To prevent this from happening again with IE8, this new META tag was proposed by a Microsoft-WASP working group. What it proposes to do is activate a certain rendering engine given a parameter to the new META tag. For instance, if the tag specified IE8, then IE would use the IE8 rendering engine to render the page. If it specified IE6, then IE6 would be used to render the page. This means that when a new version of IE is released (that supports stronger adherence to the standards), current sites do not break because they are still rendered using the old engine version. If a web developer wants to take advantage of the new features present in the new version of the rendering engine, they simply change the contents of the META tag to reflect the new version of IE.

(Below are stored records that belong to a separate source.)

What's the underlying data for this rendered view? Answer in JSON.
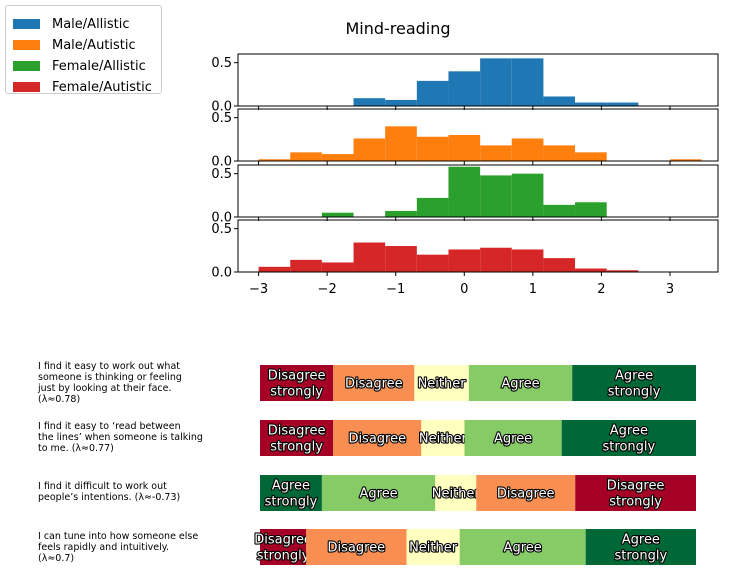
{
  "chart_data": [
    {
      "type": "histogram",
      "title": "Mind-reading",
      "xlim": [
        -3.3,
        3.7
      ],
      "xticks": [
        -3,
        -2,
        -1,
        0,
        1,
        2,
        3
      ],
      "yticks": [
        0.0,
        0.5
      ],
      "ylim": [
        0,
        0.6
      ],
      "bin_edges": [
        -3.0,
        -2.538,
        -2.077,
        -1.615,
        -1.154,
        -0.692,
        -0.231,
        0.231,
        0.692,
        1.154,
        1.615,
        2.077,
        2.538,
        3.0,
        3.462
      ],
      "legend": {
        "placement": "top-left"
      },
      "series": [
        {
          "name": "Male/Allistic",
          "color": "#1f77b4",
          "values": [
            0,
            0,
            0,
            0.09,
            0.07,
            0.29,
            0.4,
            0.55,
            0.55,
            0.11,
            0.04,
            0.04,
            0,
            0
          ]
        },
        {
          "name": "Male/Autistic",
          "color": "#ff7f0e",
          "values": [
            0.02,
            0.1,
            0.08,
            0.26,
            0.4,
            0.28,
            0.3,
            0.18,
            0.26,
            0.18,
            0.1,
            0,
            0,
            0.02
          ]
        },
        {
          "name": "Female/Allistic",
          "color": "#2ca02c",
          "values": [
            0,
            0,
            0.05,
            0,
            0.07,
            0.22,
            0.58,
            0.48,
            0.5,
            0.14,
            0.17,
            0,
            0,
            0
          ]
        },
        {
          "name": "Female/Autistic",
          "color": "#d62728",
          "values": [
            0.06,
            0.14,
            0.11,
            0.34,
            0.3,
            0.2,
            0.26,
            0.28,
            0.26,
            0.16,
            0.04,
            0.02,
            0,
            0
          ]
        }
      ]
    },
    {
      "type": "stacked-bar",
      "category_colors": {
        "Disagree strongly": "#a50026",
        "Disagree": "#f98e52",
        "Neither": "#ffffbf",
        "Agree": "#86cb66",
        "Agree strongly": "#006837"
      },
      "rows": [
        {
          "question": "I find it easy to work out what\nsomeone is thinking or feeling\njust by looking at their face.\n(λ≈0.78)",
          "segments": [
            {
              "label": "Disagree\nstrongly",
              "category": "Disagree strongly",
              "share": 0.168
            },
            {
              "label": "Disagree",
              "category": "Disagree",
              "share": 0.186
            },
            {
              "label": "Neither",
              "category": "Neither",
              "share": 0.125
            },
            {
              "label": "Agree",
              "category": "Agree",
              "share": 0.237
            },
            {
              "label": "Agree\nstrongly",
              "category": "Agree strongly",
              "share": 0.284
            }
          ]
        },
        {
          "question": "I find it easy to ‘read between\nthe lines’ when someone is talking\nto me. (λ≈0.77)",
          "segments": [
            {
              "label": "Disagree\nstrongly",
              "category": "Disagree strongly",
              "share": 0.168
            },
            {
              "label": "Disagree",
              "category": "Disagree",
              "share": 0.202
            },
            {
              "label": "Neither",
              "category": "Neither",
              "share": 0.099
            },
            {
              "label": "Agree",
              "category": "Agree",
              "share": 0.223
            },
            {
              "label": "Agree\nstrongly",
              "category": "Agree strongly",
              "share": 0.308
            }
          ]
        },
        {
          "question": "I find it difficult to work out\npeople’s intentions. (λ≈-0.73)",
          "segments": [
            {
              "label": "Agree\nstrongly",
              "category": "Agree strongly",
              "share": 0.142
            },
            {
              "label": "Agree",
              "category": "Agree",
              "share": 0.26
            },
            {
              "label": "Neither",
              "category": "Neither",
              "share": 0.094
            },
            {
              "label": "Disagree",
              "category": "Disagree",
              "share": 0.227
            },
            {
              "label": "Disagree\nstrongly",
              "category": "Disagree strongly",
              "share": 0.277
            }
          ]
        },
        {
          "question": "I can tune into how someone else\nfeels rapidly and intuitively.\n(λ≈0.7)",
          "segments": [
            {
              "label": "Disagree\nstrongly",
              "category": "Disagree strongly",
              "share": 0.106
            },
            {
              "label": "Disagree",
              "category": "Disagree",
              "share": 0.23
            },
            {
              "label": "Neither",
              "category": "Neither",
              "share": 0.122
            },
            {
              "label": "Agree",
              "category": "Agree",
              "share": 0.289
            },
            {
              "label": "Agree\nstrongly",
              "category": "Agree strongly",
              "share": 0.253
            }
          ]
        }
      ]
    }
  ]
}
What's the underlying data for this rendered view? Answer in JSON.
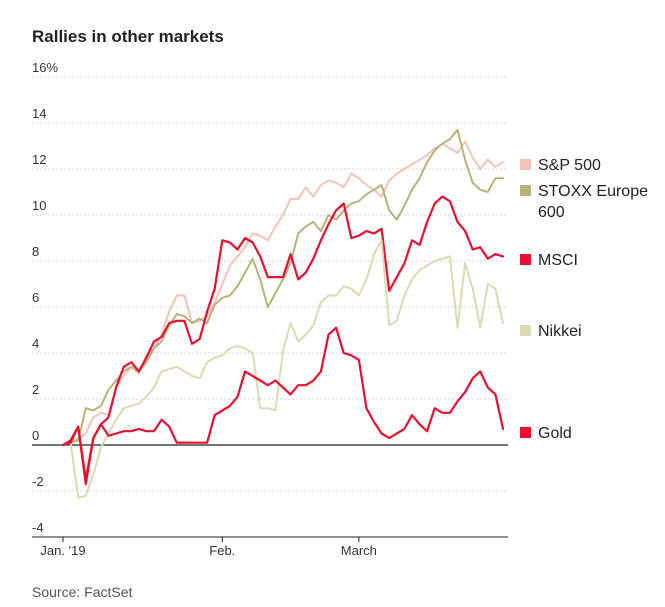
{
  "title": "Rallies in other markets",
  "source": "Source: FactSet",
  "chart_data": {
    "type": "line",
    "title": "Rallies in other markets",
    "xlabel": "",
    "ylabel": "",
    "ylim": [
      -4,
      16
    ],
    "y_ticks": [
      -4,
      -2,
      0,
      2,
      4,
      6,
      8,
      10,
      12,
      14,
      16
    ],
    "y_tick_labels": [
      "-4",
      "-2",
      "0",
      "2",
      "4",
      "6",
      "8",
      "10",
      "12",
      "14",
      "16%"
    ],
    "x_ticks": [
      0,
      21,
      39
    ],
    "x_tick_labels": [
      "Jan. '19",
      "Feb.",
      "March"
    ],
    "xlim": [
      -2,
      59
    ],
    "grid": true,
    "legend": "right",
    "series": [
      {
        "name": "S&P 500",
        "color": "#f5c3b6",
        "values": [
          0,
          0.1,
          0.3,
          0.5,
          1.2,
          1.4,
          1.3,
          2.5,
          3.0,
          3.4,
          3.1,
          3.9,
          4.2,
          4.8,
          5.8,
          6.5,
          6.5,
          5.3,
          5.4,
          5.6,
          6.2,
          7.0,
          7.8,
          8.2,
          8.6,
          9.2,
          9.1,
          8.9,
          9.5,
          10.0,
          10.7,
          10.7,
          11.2,
          10.8,
          11.3,
          11.5,
          11.4,
          11.2,
          11.8,
          11.6,
          11.3,
          11.1,
          10.8,
          11.5,
          11.8,
          12.0,
          12.2,
          12.4,
          12.6,
          12.9,
          13.1,
          12.9,
          12.7,
          13.2,
          12.5,
          12.0,
          12.4,
          12.1,
          12.3
        ]
      },
      {
        "name": "STOXX Europe 600",
        "color": "#b7b37a",
        "values": [
          0,
          0.1,
          0.2,
          1.6,
          1.5,
          1.7,
          2.4,
          2.8,
          3.2,
          3.4,
          3.2,
          3.6,
          4.2,
          4.5,
          5.2,
          5.7,
          5.6,
          5.3,
          5.5,
          5.3,
          6.1,
          6.4,
          6.5,
          6.9,
          7.5,
          8.1,
          7.2,
          6.0,
          6.6,
          7.2,
          7.9,
          9.2,
          9.5,
          9.7,
          9.3,
          10.0,
          9.8,
          10.2,
          10.5,
          10.6,
          10.9,
          11.1,
          11.3,
          10.2,
          9.8,
          10.4,
          11.1,
          11.6,
          12.3,
          12.8,
          13.1,
          13.3,
          13.7,
          12.4,
          11.4,
          11.1,
          11.0,
          11.6,
          11.6
        ]
      },
      {
        "name": "MSCI",
        "color": "#e8102f",
        "values": [
          0,
          0.2,
          0.8,
          -1.5,
          0.3,
          0.9,
          1.2,
          2.5,
          3.4,
          3.6,
          3.2,
          3.8,
          4.5,
          4.7,
          5.3,
          5.4,
          5.4,
          4.4,
          4.6,
          5.8,
          6.8,
          8.9,
          8.8,
          8.5,
          9.0,
          8.8,
          8.2,
          7.3,
          7.3,
          7.3,
          8.3,
          7.2,
          7.5,
          8.1,
          8.9,
          9.6,
          10.2,
          10.5,
          9.0,
          9.1,
          9.3,
          9.2,
          9.4,
          6.7,
          7.3,
          7.9,
          8.9,
          8.7,
          9.7,
          10.5,
          10.8,
          10.6,
          9.7,
          9.3,
          8.5,
          8.6,
          8.1,
          8.3,
          8.2
        ]
      },
      {
        "name": "Nikkei",
        "color": "#dcdab0",
        "values": [
          0,
          0.1,
          -2.3,
          -2.2,
          -1.3,
          -0.1,
          0.5,
          1.1,
          1.6,
          1.7,
          1.8,
          2.1,
          2.5,
          3.2,
          3.3,
          3.4,
          3.2,
          3.0,
          2.9,
          3.6,
          3.8,
          3.9,
          4.2,
          4.3,
          4.2,
          4.0,
          1.6,
          1.6,
          1.5,
          4.1,
          5.3,
          4.5,
          4.8,
          5.2,
          6.2,
          6.5,
          6.5,
          6.9,
          6.8,
          6.5,
          7.2,
          8.3,
          8.9,
          5.2,
          5.4,
          6.5,
          7.2,
          7.6,
          7.8,
          8.0,
          8.1,
          8.2,
          5.1,
          7.9,
          6.8,
          5.1,
          7.0,
          6.8,
          5.3
        ]
      },
      {
        "name": "Gold",
        "color": "#e8102f",
        "values": [
          0,
          0.1,
          0.8,
          -1.7,
          0.3,
          0.9,
          0.4,
          0.5,
          0.6,
          0.6,
          0.7,
          0.6,
          0.6,
          1.1,
          0.8,
          0.1,
          0.1,
          0.1,
          0.1,
          0.1,
          1.3,
          1.5,
          1.7,
          2.1,
          3.2,
          3.0,
          2.8,
          2.6,
          2.8,
          2.5,
          2.2,
          2.6,
          2.6,
          2.8,
          3.2,
          4.8,
          5.1,
          4.0,
          3.9,
          3.7,
          1.6,
          1.0,
          0.5,
          0.3,
          0.5,
          0.7,
          1.3,
          0.9,
          0.6,
          1.6,
          1.4,
          1.4,
          1.9,
          2.3,
          2.9,
          3.2,
          2.5,
          2.2,
          0.7
        ]
      }
    ]
  }
}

This new META tag should help prevent the "breakage" of the web that IE7 caused a couple of years ago. By forcing people to opt-in to standards compliance mode, browser update-related breakage should be minimalized to almost zilch.

Score: 0

By Yakumo

posted Jan 23, 2008 - 3:35 PM

great, so 100% standards compliant sites, don't get rendered in standard-compliant mode, because they don't include MS's NON-STANDARD META tag.

ooh, and lets all look forward to new tags for ie9, ie9std, ie8 quirks, ie7/6 quirks, and beyond.

Score: 0

By cranbers

posted Jan 22, 2008 - 7:43 PM

Microsoft needs to just go ahead and put out a browser that uses standards, even if it does break websites. This will allow the industry to finally come together and there is no more lets design it the right way, oh now lets design it the Microsoft way.

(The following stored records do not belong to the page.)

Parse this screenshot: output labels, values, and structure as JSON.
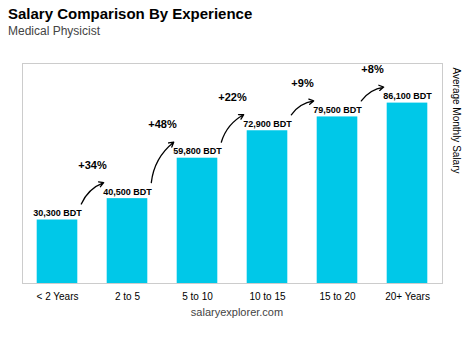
{
  "chart_data": {
    "type": "bar",
    "title": "Salary Comparison By Experience",
    "subtitle": "Medical Physicist",
    "ylabel": "Average Monthly Salary",
    "caption": "salaryexplorer.com",
    "categories": [
      "< 2 Years",
      "2 to 5",
      "5 to 10",
      "10 to 15",
      "15 to 20",
      "20+ Years"
    ],
    "values": [
      30300,
      40500,
      59800,
      72900,
      79500,
      86100
    ],
    "value_labels": [
      "30,300 BDT",
      "40,500 BDT",
      "59,800 BDT",
      "72,900 BDT",
      "79,500 BDT",
      "86,100 BDT"
    ],
    "data_labels": true,
    "annotations": [
      "+34%",
      "+48%",
      "+22%",
      "+9%",
      "+8%"
    ],
    "color": "#00c8e8",
    "ylim": [
      0,
      105000
    ],
    "grid": false,
    "tick_labels": "x"
  }
}
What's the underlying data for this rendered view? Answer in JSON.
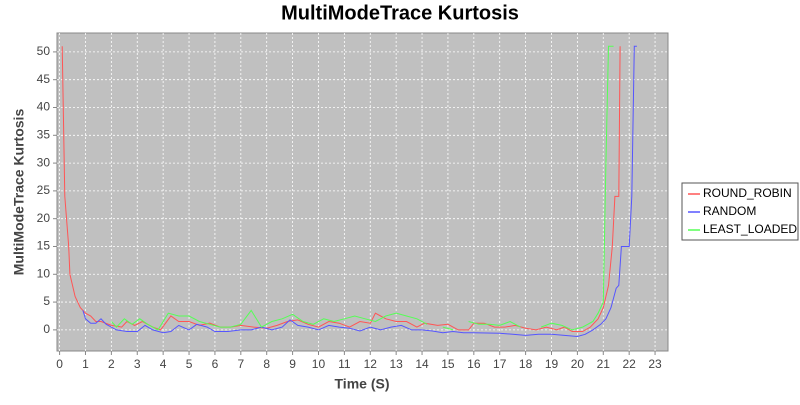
{
  "chart_data": {
    "type": "line",
    "title": "MultiModeTrace Kurtosis",
    "x_label": "Time (S)",
    "y_label": "MultiModeTrace Kurtosis",
    "xlim": [
      -0.1,
      23.5
    ],
    "ylim": [
      -3.8,
      53.4
    ],
    "xticks": [
      0,
      1,
      2,
      3,
      4,
      5,
      6,
      7,
      8,
      9,
      10,
      11,
      12,
      13,
      14,
      15,
      16,
      17,
      18,
      19,
      20,
      21,
      22,
      23
    ],
    "yticks": [
      0,
      5,
      10,
      15,
      20,
      25,
      30,
      35,
      40,
      45,
      50
    ],
    "grid": true,
    "legend": "right",
    "series": [
      {
        "name": "ROUND_ROBIN",
        "color": "#ff5555",
        "x": [
          0.1,
          0.2,
          0.35,
          0.4,
          0.6,
          0.8,
          1.0,
          1.2,
          1.4,
          1.6,
          2.0,
          2.4,
          2.6,
          2.9,
          3.2,
          3.6,
          3.9,
          4.3,
          4.6,
          5.0,
          5.4,
          5.8,
          6.2,
          6.6,
          7.0,
          7.5,
          8.0,
          8.4,
          8.8,
          9.2,
          9.6,
          10.0,
          10.4,
          10.8,
          11.2,
          11.6,
          12.0,
          12.2,
          12.6,
          13.0,
          13.4,
          13.8,
          14.1,
          14.6,
          15.0,
          15.4,
          15.8,
          16.0,
          16.4,
          16.8,
          17.2,
          17.6,
          18.0,
          18.4,
          18.8,
          19.2,
          19.5,
          19.8,
          20.2,
          20.5,
          20.8,
          21.0,
          21.2,
          21.35,
          21.45,
          21.6,
          21.65
        ],
        "values": [
          51,
          24,
          15,
          10,
          6,
          4,
          3,
          2.5,
          1.5,
          1.5,
          0.8,
          0.5,
          1.5,
          0.8,
          1.5,
          0.5,
          0,
          2.5,
          1.5,
          1.5,
          0.8,
          1.2,
          0.5,
          0.5,
          0.8,
          0.5,
          0.3,
          0.8,
          1.5,
          1.8,
          1,
          0.5,
          1.5,
          1.2,
          0.5,
          1.5,
          1.2,
          3,
          2,
          1.5,
          1.5,
          0.5,
          1.2,
          0.8,
          1,
          0,
          0,
          1.2,
          1.2,
          0.5,
          0.5,
          0.8,
          0.3,
          0,
          0.5,
          0,
          0.5,
          -0.3,
          -0.3,
          0.5,
          2,
          4,
          8,
          15,
          24,
          24,
          51
        ]
      },
      {
        "name": "RANDOM",
        "color": "#5555ff",
        "x": [
          0.9,
          1.0,
          1.2,
          1.4,
          1.6,
          1.8,
          2.2,
          2.6,
          3.0,
          3.3,
          3.6,
          4.0,
          4.3,
          4.6,
          5.0,
          5.3,
          5.7,
          6.0,
          6.5,
          7.0,
          7.4,
          7.8,
          8.2,
          8.6,
          8.9,
          9.2,
          9.6,
          10.0,
          10.4,
          10.8,
          11.2,
          11.6,
          12.0,
          12.4,
          12.8,
          13.2,
          13.6,
          14.0,
          14.4,
          14.8,
          15.2,
          15.6,
          16.0,
          17.0,
          17.5,
          18.0,
          18.5,
          19.0,
          19.5,
          20.0,
          20.3,
          20.6,
          20.9,
          21.1,
          21.3,
          21.5,
          21.6,
          21.7,
          21.9,
          22.0,
          22.1,
          22.2,
          22.3
        ],
        "values": [
          3.5,
          2,
          1.2,
          1.2,
          2,
          1,
          0,
          -0.3,
          -0.3,
          0.8,
          0,
          -0.5,
          -0.3,
          0.8,
          0,
          1,
          0.5,
          -0.3,
          -0.3,
          0,
          0,
          0.5,
          0,
          0.5,
          1.8,
          0.8,
          0.5,
          0,
          0.8,
          0.5,
          0.3,
          -0.2,
          0.5,
          0,
          0.5,
          0.8,
          0,
          0,
          -0.2,
          -0.5,
          -0.3,
          -0.5,
          -0.5,
          -0.6,
          -0.8,
          -1,
          -0.8,
          -0.8,
          -1,
          -1.2,
          -0.8,
          0,
          1,
          2,
          4,
          7.5,
          8,
          15,
          15,
          15,
          24,
          51,
          51
        ]
      },
      {
        "name": "LEAST_LOADED",
        "color": "#55ff55",
        "x": [
          2.0,
          2.2,
          2.5,
          2.8,
          3.1,
          3.4,
          3.8,
          4.2,
          4.6,
          5.0,
          5.4,
          5.8,
          6.2,
          6.6,
          7.0,
          7.4,
          7.8,
          8.2,
          8.6,
          9.0,
          9.4,
          9.8,
          10.2,
          10.6,
          11.0,
          11.4,
          11.8,
          12.2,
          12.6,
          13.0,
          13.4,
          13.8,
          14.2,
          14.5,
          14.8,
          15.2,
          15.5,
          15.8,
          16.2,
          16.6,
          17.0,
          17.4,
          17.8,
          18.2,
          18.6,
          19.0,
          19.4,
          19.8,
          20.2,
          20.6,
          20.8,
          21.0,
          21.1,
          21.2,
          21.4
        ],
        "values": [
          1.5,
          0.5,
          2,
          1,
          2,
          1,
          0,
          3,
          2.5,
          2.5,
          1.5,
          1,
          0.5,
          0.5,
          1,
          3.5,
          0.5,
          1.5,
          2,
          2.8,
          1.5,
          1,
          2,
          1.5,
          2,
          2.5,
          2,
          1.5,
          2.5,
          3,
          2.5,
          2,
          1,
          null,
          0.5,
          0,
          null,
          1.5,
          1,
          1,
          0.8,
          1.5,
          0.5,
          null,
          0.5,
          1.2,
          0.8,
          0,
          0.5,
          1.5,
          3,
          5,
          30,
          51,
          51
        ]
      }
    ]
  }
}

They did this with Vista, every hardware and software vendor out there had to redesign and learn new ways of doing things with vista. Now why are they so worried with the web? At least they will be doing the RIGHT thing and not their OWN thing. Helping and not hurting.

Score: 0

By panic82

edited Jan 22, 2008 - 8:16 PM

Bad analogy :). There's a lot of legacy web sites out there that need to render on any somewhat modern browser. There's not much legacy hardware that will run on Vista. Microsoft is really trying not to break the web with this release, and yet add all the standards compliance that people have been begging for for years. This isn't easy. With this approach, there's nothing preventing people from coming together and "designing the right way". They just need to include this meta tag that every other browser will ignore. The only negative side effect would be your web files being like 50 bytes larger, there's probably more white-space on a given site than this meta tag will take up.

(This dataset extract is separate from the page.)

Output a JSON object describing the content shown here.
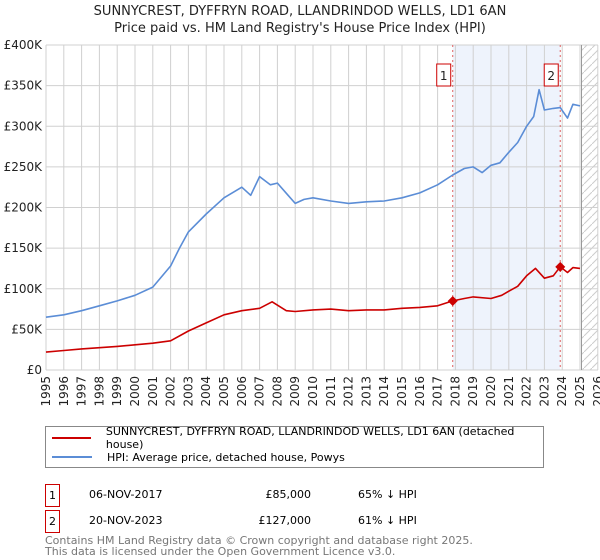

I think they'll probably introduce this feature then a few versions (years) from now scrap it once the majority of web sites have been updated, in which case the meta tag will just be ignored by all browsers. I think this is a really good temporary approach as long as they are thinking of the future.

Score: 0

By Sven123456789

posted Jan 22, 2008 - 7:41 PM

They could add free beer too, IE will always stink.

Score: 0

By phenomnaruto

posted Jan 23, 2008 - 11:23 AM

troll troll troll, stick with your memory raping firefox plz

Score: 0

By Sven123456789

posted Jan 23, 2008 - 2:43 PM

Newb, Stick with IE while the rest of the planet uses better browsers. Lmao.

Score: 0

By terminalx

posted Jan 23, 2008 - 3:36 PM

Actually, the rest of the planet uses IE, FF is growing but nowhere near MS yet.

Score: 0

By dex23462

posted Jan 22, 2008 - 8:51 PM

Yes, but if you drink enough of the beer, the stench won't bother you anymore.

Score: 0

By mdotwills

posted Jan 23, 2008 - 3:03 AM

I think the IE stench goes beyond that...

Score: 0

By Paul Skinner

edited Jan 22, 2008 - 7:13 PM

"while not breaking Web sites that tweaked themselves years ago to comply with IE6."

These, if you'll pardon my high horse, sites should have used the conditional comments for IE. Hacks are a bad idea and that's why conditional comments exist for IE.

If they had it would require only a simple update of adding a lt IE 8 to the comment.